Threading Model

Threading Model#

Polaris has a worker pool threading model which combines with memory aligned data blocks to maximise performance. In this section we will provide an overview of the threading model and how it uses conditional variables to co-ordinate between threads and handle exceptions.

Intro#

The threading model is implemented in two main locations:

  • World.h/.cpp - Controller Thread

  • SimulationThread.h/.cpp - Worker Threads

World.h implements a singleton class (World) which initialises structures, creates threads and ensures co-ordination between threads. It provides atomic data members which are used for inter-thread communication and an implementation of a threadGate class which is used to synchronize workload across threads.

Patterns#

ThreadGate - This is a simple class that uses std::conditional variables to implement a “gate” pattern which can be used to syncronize concurrent threads. Gates can not be crossed while they are closed and this class provides a low-cost wait operation which minimises spurious wake operations on the waiting thread.

In the POLARIS implementation there are three gates utilised.

  1. Controller Thread

    1. worldGate - used to pause main thread execution while workers are working

  2. Worker Thread

    1. readyGate - used to pause worker thread execution until all workers are ready to work

    2. finishedGate - used to pause worker thread execution until all workerts have finished working

It may not seem obvious at first why worker threads require both a start gate and an end gate. If there was only a single gate, there is a possibility that a thread finishes the current iteration’s work so quickly that it manages to get through that single gate twice in a single iteration before the gate can be closed. Having two gates allows for a “holding pen” type arragement where all threads can be guaranteed to be in a single place as only one gate is open at a time.

The main worker thread logic is as follows:

while world->is_running:
    do_work()
    tell_world_I_am_at_finish_gate_and_wait()     # until main thread says otherwise
    tell_world_I_am_at_ready_gate_and_wait()      # until the last worker is ready       

This same pattern is used for initialization procedure as well

do_init()
tell_world_I_am_at_finish_gate_and_wait()     # until main thread says otherwise
tell_world_I_am_at_ready_gate_and_wait()      # until the last worker is ready       

Meanwhile on the main world controller thread, the loop logic is:

tell_simulation_engine_to_move_to_first_time_step()
release_threads_to_do_first_time_step()

while running: 
    wait_at_world_gate()         # until all threads are at finish gate
    close_world_gate_behind_me()

    tell_simulation_engine_to_move_to_next_time_step()

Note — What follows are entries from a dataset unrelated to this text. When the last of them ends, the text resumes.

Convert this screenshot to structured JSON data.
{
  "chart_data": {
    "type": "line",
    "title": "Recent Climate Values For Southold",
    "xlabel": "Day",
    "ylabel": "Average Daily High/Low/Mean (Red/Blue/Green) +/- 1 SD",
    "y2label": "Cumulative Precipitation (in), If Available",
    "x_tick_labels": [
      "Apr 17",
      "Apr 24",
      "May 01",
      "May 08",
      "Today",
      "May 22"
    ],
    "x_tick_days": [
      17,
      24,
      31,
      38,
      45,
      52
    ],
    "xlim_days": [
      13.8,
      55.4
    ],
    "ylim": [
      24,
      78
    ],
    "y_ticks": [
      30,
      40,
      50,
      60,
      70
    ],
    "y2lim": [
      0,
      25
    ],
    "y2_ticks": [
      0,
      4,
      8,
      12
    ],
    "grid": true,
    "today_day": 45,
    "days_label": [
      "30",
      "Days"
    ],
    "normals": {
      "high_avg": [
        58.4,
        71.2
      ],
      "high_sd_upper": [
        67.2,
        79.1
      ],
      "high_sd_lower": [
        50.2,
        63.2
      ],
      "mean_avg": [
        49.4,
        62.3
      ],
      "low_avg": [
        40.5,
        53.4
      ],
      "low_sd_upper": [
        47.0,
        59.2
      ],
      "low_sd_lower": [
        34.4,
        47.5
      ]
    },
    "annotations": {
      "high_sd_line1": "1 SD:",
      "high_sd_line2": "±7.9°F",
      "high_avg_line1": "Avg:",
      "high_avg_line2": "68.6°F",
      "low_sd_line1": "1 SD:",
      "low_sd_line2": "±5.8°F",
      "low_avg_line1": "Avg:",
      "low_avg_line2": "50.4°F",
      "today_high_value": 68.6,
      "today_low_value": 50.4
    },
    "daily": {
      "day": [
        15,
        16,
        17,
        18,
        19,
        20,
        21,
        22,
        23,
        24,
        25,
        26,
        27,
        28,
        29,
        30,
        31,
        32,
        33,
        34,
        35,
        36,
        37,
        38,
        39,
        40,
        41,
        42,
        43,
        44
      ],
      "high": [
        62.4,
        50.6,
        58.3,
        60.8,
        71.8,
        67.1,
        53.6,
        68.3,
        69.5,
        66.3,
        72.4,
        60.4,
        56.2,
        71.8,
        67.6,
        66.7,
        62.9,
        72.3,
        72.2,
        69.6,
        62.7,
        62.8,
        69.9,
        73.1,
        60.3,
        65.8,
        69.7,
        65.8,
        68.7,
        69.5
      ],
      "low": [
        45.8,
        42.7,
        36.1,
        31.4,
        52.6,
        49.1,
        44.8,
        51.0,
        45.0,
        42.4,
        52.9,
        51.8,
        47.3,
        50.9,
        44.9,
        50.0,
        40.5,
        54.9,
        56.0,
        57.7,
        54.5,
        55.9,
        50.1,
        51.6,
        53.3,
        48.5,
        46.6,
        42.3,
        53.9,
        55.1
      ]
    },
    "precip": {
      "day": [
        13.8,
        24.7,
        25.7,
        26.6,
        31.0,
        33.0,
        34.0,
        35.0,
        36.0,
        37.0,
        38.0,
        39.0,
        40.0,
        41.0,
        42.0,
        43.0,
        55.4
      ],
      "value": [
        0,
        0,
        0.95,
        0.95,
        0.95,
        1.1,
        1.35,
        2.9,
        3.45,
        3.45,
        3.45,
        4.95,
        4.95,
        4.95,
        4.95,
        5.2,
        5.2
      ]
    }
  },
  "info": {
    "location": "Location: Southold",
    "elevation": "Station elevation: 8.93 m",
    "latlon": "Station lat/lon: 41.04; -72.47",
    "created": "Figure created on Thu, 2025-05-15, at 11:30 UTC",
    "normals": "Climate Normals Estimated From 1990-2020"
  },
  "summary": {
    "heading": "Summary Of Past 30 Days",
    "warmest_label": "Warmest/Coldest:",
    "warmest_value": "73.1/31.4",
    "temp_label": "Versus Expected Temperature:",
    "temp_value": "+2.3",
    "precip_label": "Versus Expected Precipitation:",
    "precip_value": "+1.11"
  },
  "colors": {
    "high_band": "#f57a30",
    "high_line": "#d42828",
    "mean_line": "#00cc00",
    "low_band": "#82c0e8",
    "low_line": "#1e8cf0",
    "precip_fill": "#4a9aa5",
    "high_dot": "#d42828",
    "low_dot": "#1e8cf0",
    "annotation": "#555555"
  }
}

    if simulation_is_done()
        running = false
        release_threads_to_discover_the_grim_news()
    else
        release_threads_to_do_next_time_step()

Exception Handling#

Exception handling across threads is hard and the current approach to handling them may be sub-optimal. When an exception is encountered on a thread, it calls the world->raise() method which sets running = false and sets an exception_occurred flag.

The main loop will then exit from the while loop and check that flag - at which point the main thread will then re-raise a generic error ("Exception occcurred on thread, check your logs").

Things to improve:

  1. There is a count of running threads maintained in World which is decremented when threads finish or when they exception out. This should allow us to wait in the controller thread for worker threads to terminate in a normal sane manner rather than our current approach of “tell them the building is on fire and run for the door”.

  2. We aren’t re-raising the original exception - this is because there can (it has happened in practice) be multiple exceptions raised and it’s not easy to decide how to deal with that.